Like the work of it’s dedicatee, Detlev Glanert's Requiem for Hieronymus Bosch spans the mortal and the immortal, the demonic and the angelic, the putrid and the sublime. It is one of the events commemorating the 500th anniversary of the painter's death, and premiered one day before this Amsterdam performance, at St John's Cathedral in 's-Hertogenbosch, Bosch’s birthplace. It was an extraordinary performance, and not just because of the extraordinary musicianship of the Royal Concertgebouw Orchestra, who co-commissioned the event, and the phenomenal Netherlands Radio Choir.
It all started with demons. When selecting his texts, Glanert was inspired by Boschian devils of all gradations, from mischievous imps to merciless torturers. In the Middle Ages devils were very real, and constantly out to get your immortal soul. Adopting this medieval view of the universe, Glanert framed his Requiem as a divine trial. At the end of his life, Bosch is spiritually examined by the archangel Michael, who uses the seven deadly sins as a checklist.
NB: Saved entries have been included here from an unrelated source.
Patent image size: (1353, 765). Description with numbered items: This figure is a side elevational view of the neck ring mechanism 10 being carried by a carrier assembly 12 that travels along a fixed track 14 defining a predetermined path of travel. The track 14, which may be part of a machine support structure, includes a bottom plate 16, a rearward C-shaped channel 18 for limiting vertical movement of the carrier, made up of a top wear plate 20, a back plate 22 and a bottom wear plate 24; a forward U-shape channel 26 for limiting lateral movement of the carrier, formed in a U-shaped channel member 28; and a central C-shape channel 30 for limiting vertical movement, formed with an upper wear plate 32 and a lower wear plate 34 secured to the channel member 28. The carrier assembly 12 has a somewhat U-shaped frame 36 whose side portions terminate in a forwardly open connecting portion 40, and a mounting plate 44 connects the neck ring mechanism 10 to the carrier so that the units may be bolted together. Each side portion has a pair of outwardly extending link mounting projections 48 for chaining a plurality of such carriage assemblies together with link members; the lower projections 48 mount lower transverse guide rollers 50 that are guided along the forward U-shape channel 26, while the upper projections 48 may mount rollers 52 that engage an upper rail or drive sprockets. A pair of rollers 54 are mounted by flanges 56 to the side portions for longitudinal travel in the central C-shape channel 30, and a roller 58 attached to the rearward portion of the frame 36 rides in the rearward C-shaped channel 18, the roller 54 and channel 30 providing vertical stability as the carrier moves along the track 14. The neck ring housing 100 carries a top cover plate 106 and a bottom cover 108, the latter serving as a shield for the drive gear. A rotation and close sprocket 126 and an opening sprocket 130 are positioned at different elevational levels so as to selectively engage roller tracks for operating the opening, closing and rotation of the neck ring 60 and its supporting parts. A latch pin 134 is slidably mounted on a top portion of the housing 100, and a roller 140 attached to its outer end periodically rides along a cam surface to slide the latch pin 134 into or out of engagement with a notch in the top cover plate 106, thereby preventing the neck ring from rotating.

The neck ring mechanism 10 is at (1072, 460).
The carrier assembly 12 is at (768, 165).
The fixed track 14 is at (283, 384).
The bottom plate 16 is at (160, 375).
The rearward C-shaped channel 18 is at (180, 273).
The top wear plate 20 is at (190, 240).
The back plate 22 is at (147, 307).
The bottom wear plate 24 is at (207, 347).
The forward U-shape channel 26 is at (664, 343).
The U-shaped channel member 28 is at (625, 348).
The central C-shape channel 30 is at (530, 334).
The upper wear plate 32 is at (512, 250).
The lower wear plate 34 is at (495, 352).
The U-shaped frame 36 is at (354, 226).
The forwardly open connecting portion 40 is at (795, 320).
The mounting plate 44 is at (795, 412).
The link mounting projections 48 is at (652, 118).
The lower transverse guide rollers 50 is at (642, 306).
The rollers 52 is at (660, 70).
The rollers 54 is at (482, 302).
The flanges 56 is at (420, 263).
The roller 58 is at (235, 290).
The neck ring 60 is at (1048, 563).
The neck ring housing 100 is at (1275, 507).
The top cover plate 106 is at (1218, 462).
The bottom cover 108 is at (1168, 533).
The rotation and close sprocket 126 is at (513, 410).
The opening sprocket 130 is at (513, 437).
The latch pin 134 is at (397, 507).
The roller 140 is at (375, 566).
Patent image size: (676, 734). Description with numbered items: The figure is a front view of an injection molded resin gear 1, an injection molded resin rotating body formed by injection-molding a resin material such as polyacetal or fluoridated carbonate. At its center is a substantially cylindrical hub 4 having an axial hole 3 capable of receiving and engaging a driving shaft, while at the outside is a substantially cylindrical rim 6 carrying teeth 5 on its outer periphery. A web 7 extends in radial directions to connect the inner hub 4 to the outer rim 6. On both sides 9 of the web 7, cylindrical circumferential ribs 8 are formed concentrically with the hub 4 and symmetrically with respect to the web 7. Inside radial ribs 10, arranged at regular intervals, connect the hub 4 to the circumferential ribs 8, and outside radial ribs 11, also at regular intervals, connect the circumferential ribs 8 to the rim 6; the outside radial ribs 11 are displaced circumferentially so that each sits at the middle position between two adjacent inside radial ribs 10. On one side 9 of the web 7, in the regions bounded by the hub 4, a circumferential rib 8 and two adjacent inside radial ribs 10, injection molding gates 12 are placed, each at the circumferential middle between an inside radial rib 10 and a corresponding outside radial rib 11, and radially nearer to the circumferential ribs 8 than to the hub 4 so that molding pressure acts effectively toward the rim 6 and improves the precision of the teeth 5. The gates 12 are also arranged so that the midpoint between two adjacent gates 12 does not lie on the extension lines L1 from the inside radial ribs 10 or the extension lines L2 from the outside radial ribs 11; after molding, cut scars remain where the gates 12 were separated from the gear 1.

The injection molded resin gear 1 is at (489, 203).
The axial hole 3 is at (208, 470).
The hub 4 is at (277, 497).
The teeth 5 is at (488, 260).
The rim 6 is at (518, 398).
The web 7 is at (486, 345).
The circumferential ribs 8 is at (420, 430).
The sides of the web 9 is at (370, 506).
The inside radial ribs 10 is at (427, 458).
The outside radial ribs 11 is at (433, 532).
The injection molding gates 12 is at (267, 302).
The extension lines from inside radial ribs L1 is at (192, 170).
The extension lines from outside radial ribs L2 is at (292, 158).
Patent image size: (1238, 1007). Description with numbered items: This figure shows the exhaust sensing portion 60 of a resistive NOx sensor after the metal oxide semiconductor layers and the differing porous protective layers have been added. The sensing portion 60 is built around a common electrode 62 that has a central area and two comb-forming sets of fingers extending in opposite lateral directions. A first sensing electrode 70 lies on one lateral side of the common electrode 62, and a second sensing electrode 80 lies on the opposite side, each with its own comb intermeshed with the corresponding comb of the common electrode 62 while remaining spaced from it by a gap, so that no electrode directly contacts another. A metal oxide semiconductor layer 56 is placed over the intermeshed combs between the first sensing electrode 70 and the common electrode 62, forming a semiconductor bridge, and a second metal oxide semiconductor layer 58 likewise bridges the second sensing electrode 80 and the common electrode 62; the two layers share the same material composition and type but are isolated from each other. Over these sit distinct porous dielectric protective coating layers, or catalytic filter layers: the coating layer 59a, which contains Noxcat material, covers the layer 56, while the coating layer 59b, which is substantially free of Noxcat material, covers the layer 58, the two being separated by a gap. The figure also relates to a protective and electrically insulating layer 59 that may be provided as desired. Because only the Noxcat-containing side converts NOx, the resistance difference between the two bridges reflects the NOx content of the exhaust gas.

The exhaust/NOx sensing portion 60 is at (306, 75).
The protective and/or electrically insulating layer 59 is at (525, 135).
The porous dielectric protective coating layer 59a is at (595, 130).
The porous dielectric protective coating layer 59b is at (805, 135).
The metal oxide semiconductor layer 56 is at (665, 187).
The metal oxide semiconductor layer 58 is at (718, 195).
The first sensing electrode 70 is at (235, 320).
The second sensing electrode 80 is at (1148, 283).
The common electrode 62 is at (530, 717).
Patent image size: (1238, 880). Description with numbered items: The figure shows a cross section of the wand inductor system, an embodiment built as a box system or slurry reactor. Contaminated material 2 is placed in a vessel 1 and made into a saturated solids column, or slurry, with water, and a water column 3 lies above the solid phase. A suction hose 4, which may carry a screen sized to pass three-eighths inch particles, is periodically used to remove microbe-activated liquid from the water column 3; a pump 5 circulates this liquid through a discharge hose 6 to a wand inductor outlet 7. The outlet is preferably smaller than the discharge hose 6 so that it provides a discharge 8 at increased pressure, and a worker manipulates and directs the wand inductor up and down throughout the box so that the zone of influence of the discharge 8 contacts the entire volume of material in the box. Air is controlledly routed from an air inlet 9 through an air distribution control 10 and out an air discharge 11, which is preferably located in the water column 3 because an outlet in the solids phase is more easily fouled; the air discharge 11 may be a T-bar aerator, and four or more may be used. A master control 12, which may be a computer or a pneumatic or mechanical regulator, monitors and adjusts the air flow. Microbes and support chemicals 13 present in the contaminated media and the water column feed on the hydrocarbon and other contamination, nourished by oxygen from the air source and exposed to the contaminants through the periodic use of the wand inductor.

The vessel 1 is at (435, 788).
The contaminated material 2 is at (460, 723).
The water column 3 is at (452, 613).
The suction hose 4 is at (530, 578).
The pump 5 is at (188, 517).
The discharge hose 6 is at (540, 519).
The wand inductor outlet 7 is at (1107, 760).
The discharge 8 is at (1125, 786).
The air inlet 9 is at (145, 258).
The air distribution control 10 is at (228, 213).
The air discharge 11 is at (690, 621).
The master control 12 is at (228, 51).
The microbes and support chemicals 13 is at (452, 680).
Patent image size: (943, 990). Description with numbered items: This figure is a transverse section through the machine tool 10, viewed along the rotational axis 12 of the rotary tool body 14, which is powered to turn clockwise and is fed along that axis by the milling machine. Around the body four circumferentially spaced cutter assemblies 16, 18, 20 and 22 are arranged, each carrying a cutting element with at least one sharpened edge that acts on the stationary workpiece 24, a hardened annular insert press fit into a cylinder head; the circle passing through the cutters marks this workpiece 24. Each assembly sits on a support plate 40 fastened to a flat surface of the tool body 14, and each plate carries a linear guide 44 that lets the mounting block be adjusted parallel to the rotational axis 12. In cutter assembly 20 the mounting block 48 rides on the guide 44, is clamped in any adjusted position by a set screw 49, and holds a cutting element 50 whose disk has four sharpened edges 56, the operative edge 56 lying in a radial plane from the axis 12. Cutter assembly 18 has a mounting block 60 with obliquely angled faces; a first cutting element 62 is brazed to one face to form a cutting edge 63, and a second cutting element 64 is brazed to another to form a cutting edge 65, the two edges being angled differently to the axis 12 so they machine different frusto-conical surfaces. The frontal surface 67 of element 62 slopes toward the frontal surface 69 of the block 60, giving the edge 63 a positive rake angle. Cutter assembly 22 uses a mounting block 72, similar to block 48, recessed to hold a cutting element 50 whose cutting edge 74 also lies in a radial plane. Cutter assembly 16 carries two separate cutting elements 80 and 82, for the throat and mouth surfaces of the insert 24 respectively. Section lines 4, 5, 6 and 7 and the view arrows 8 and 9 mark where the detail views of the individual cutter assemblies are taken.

In a masterly stroke that gives the work both meaty content and a robust structure, the composer alternates sections of the Catholic mass for the dead with poems in secular Latin from the medieval collection Carmina Burana. The texts describing the deadly sins were introduced by an accusatory Speaker, baritone David Wilson-Johnson, intoning the name of the relevant devil specialising in that particular sin – Lucifer for pride, for example, or Leviathan for envy.
The work opens with a section called De Demonibus (On Devils), in which soloists and choir both invoke and exorcise the legions of hell in sung speech. Another apt decision, since Bosch was a lay brother of a religious confraternity, and, like some of its members, might have held the title, if not the mandate, of "exorcist”. Repetitive short figures in the orchestra, liberal use of that fiendish technique, the pizzicato, and crashing chords immediately plunged us into a world of cumulative vice and looming damnation. Then, like a soft halo, the small “Fernchor”, a “distant” choir positioned on the balcony, floated a subdued Requiem aeternam in four-part harmony. The main choir picked up this doubtful prayer, and the combined choral forces ended on a dissonant chord. Next, the first deadly sin, gluttony, reared its insatiable head as the bass solo sang the pleasures of binging on food and drink in Gula. The drooling woodwinds and flatulent horns in the accompaniment were just one example of Glanert’s richly descriptive writing. The supplicant ensemble in the deeply polyphonous Absolve Domine then gave way to the tenor’s convulsive Ira (Wrath).